Last updated, November 13th, 2022
Neus Miró is a curator and art critic. She studied Art History (Universitat de Barcelona) and obtained the M.A. in Curating Contemporary Art from the Royal College of Art (London). She now works as a Curator in the Wolverhampton Art Gallery (UK) and is pursuing doctorate studies at Central Saint Martins College (University of the Arts, London).
Her area of research has focused on artistic practices in film and video. Her most recent curatorial projects include participation on the curatorial team of Apología/Antología. Journeys through video in the Spanish context (Hamaca, 2016), Insomnia (Fundació Joan Miró, 2013), Sharon Lockhart: Doble Tide (Espai d’art contemporani de Castelló, 2012) and Urban Fictions (Koldo Mitxelena, 2011).
She is the author and editor of various publications including “Insomnia” (Fundació Joan Miró, 2012), “Perejaume.

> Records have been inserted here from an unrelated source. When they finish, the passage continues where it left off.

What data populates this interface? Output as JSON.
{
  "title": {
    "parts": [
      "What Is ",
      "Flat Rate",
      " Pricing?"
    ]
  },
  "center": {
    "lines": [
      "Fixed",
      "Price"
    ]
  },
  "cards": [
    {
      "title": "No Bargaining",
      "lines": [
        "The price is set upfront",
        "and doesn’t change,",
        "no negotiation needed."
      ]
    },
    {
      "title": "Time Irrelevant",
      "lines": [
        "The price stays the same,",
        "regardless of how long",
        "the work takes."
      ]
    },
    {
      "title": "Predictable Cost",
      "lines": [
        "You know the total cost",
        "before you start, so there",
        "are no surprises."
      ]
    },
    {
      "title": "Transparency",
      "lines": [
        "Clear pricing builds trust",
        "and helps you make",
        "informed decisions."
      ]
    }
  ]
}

Imágenes proyectadas” (CAB, 2010) and “Impasse 8: La exposición como dispositivo. Teorías y prácticas en torno a la exposición” (La Panera, 2008).
She has served as a visiting professor at several universities: Escuela Superior de Diseño-ESDI (Universitat Ramon Llull), MECAD, International University of Catalonia and Universidad de Zaragoza. She currently lives and works in Wolverhampton (UK).